Anyway, my point is that it is strange to see a book that is only five years old with literally zero queer rep. I didn’t need it to be huge, didn’t even need it to be one of the main characters. But I need to see that queer characters exist in your world, because the alternative is that you are erasing us. That is not ok. Nor is queerness even addressed—like, if Blake had put an in-universe explanation for why everyone is depressingly cisallohet, that would have been acceptable. I’d probably still grumble, because these days I am interested in positive and progressive rep, but at least it would have been explained. It’s just … not mentioned at all, and it feels like a big omission.
The rest of the relationships are better depicted. I loved the friendship among Arsinoe, Jules, and Joseph, and Arsinoe’s reluctant alliance with Jules’ estrange mother, Madrigal. I appreciated the coldness of Katharine’s relationship with Nathalia and Genevieve. I understood the discomfort of Mirabella with her strained relationship with High Priestess Luca. In all of these ways, Blake defines and shapes each of her three queens, who in turn become quite distinct girls. (I would argue that Katharine perhaps receives the least interesting vector of character development, alas, and perhaps that changes in the second book.)

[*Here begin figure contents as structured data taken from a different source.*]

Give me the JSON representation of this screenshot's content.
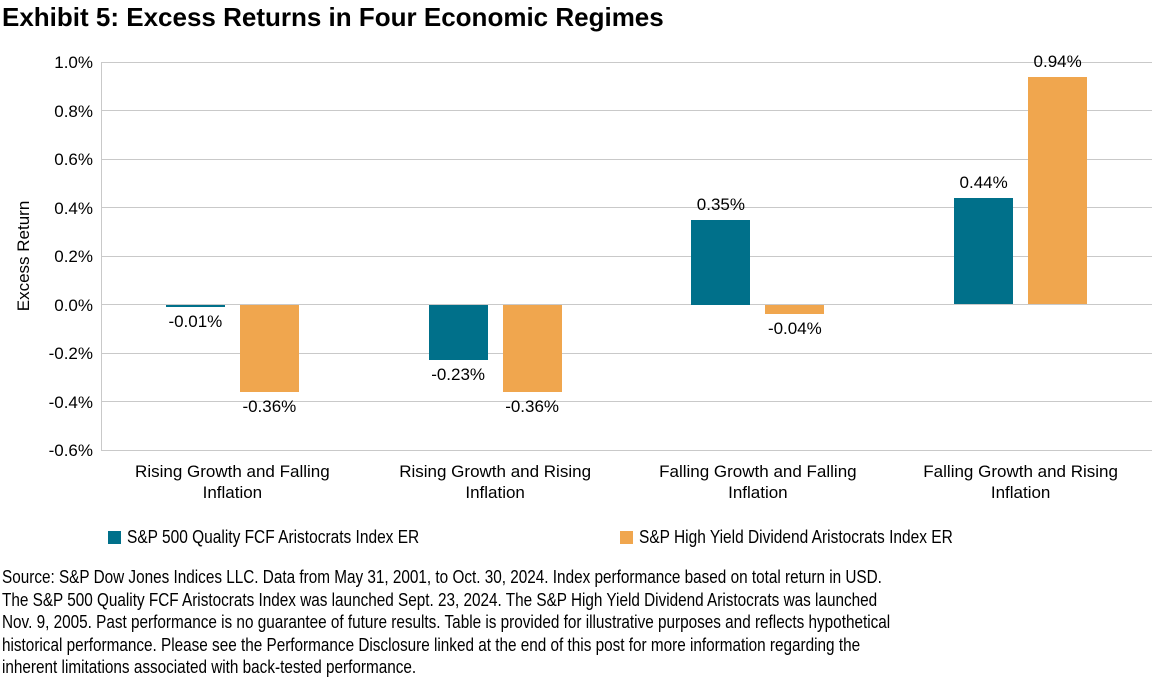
{
  "title": "Exhibit 5: Excess Returns in Four Economic Regimes",
  "chart_data": {
    "type": "bar",
    "title": "Exhibit 5: Excess Returns in Four Economic Regimes",
    "xlabel": "",
    "ylabel": "Excess Return",
    "ylim": [
      -0.6,
      1.0
    ],
    "ytick_step": 0.2,
    "ytick_format": "percent_one_decimal",
    "grid": true,
    "legend_position": "bottom",
    "categories": [
      "Rising Growth and Falling Inflation",
      "Rising Growth and Rising Inflation",
      "Falling Growth and Falling Inflation",
      "Falling Growth and Rising Inflation"
    ],
    "series": [
      {
        "name": "S&P 500 Quality FCF Aristocrats Index ER",
        "color": "#00708A",
        "values": [
          -0.01,
          -0.23,
          0.35,
          0.44
        ],
        "labels": [
          "-0.01%",
          "-0.23%",
          "0.35%",
          "0.44%"
        ]
      },
      {
        "name": "S&P High Yield Dividend Aristocrats Index ER",
        "color": "#F0A64E",
        "values": [
          -0.36,
          -0.36,
          -0.04,
          0.94
        ],
        "labels": [
          "-0.36%",
          "-0.36%",
          "-0.04%",
          "0.94%"
        ]
      }
    ]
  },
  "colors": {
    "teal": "#00708A",
    "orange": "#F0A64E",
    "gridline": "#C9C9C9",
    "text": "#000000"
  },
  "footer": {
    "lines": [
      "Source: S&P Dow Jones Indices LLC. Data from May 31, 2001, to Oct. 30, 2024. Index performance based on total return in USD.",
      "The S&P 500 Quality FCF Aristocrats Index was launched Sept. 23, 2024. The S&P High Yield Dividend Aristocrats was launched",
      "Nov. 9, 2005. Past performance is no guarantee of future results. Table is provided for illustrative purposes and reflects hypothetical",
      "historical performance. Please see the Performance Disclosure linked at the end of this post for more information regarding the",
      "inherent limitations associated with back-tested performance."
    ]
  }
}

On a wider scope, the entire society of the island is fascinating. There is a fairy tale-esque quality to it, in the sense that I feel like the society is not really all that functional as it is depicted, but I’m willing to go with it because the story and idea are fascinating enough. It’s implied but never outright stated that the island’s isolation from the mainland is magical—the mists prevent anyone from visiting unless they have the right knowledge, or are welcome, or something like that—Blake never really explains it, and I like that, because the worst sin I can imagine for a fantasy novel is to give me exposition about every mystery of your world.
So let’s say that Three Dark Crowns had moments where it intrigued me with its premise and stimulated me with its execution, yet it left a bad taste in my mouth, especially with the romantic relationships and lack of queer rep. There is a good, solid story here, but it is weighed down by the critiques I’ve mentioned. I’m curious to see about how Blake’s tie-in novel stacks up compared to this one.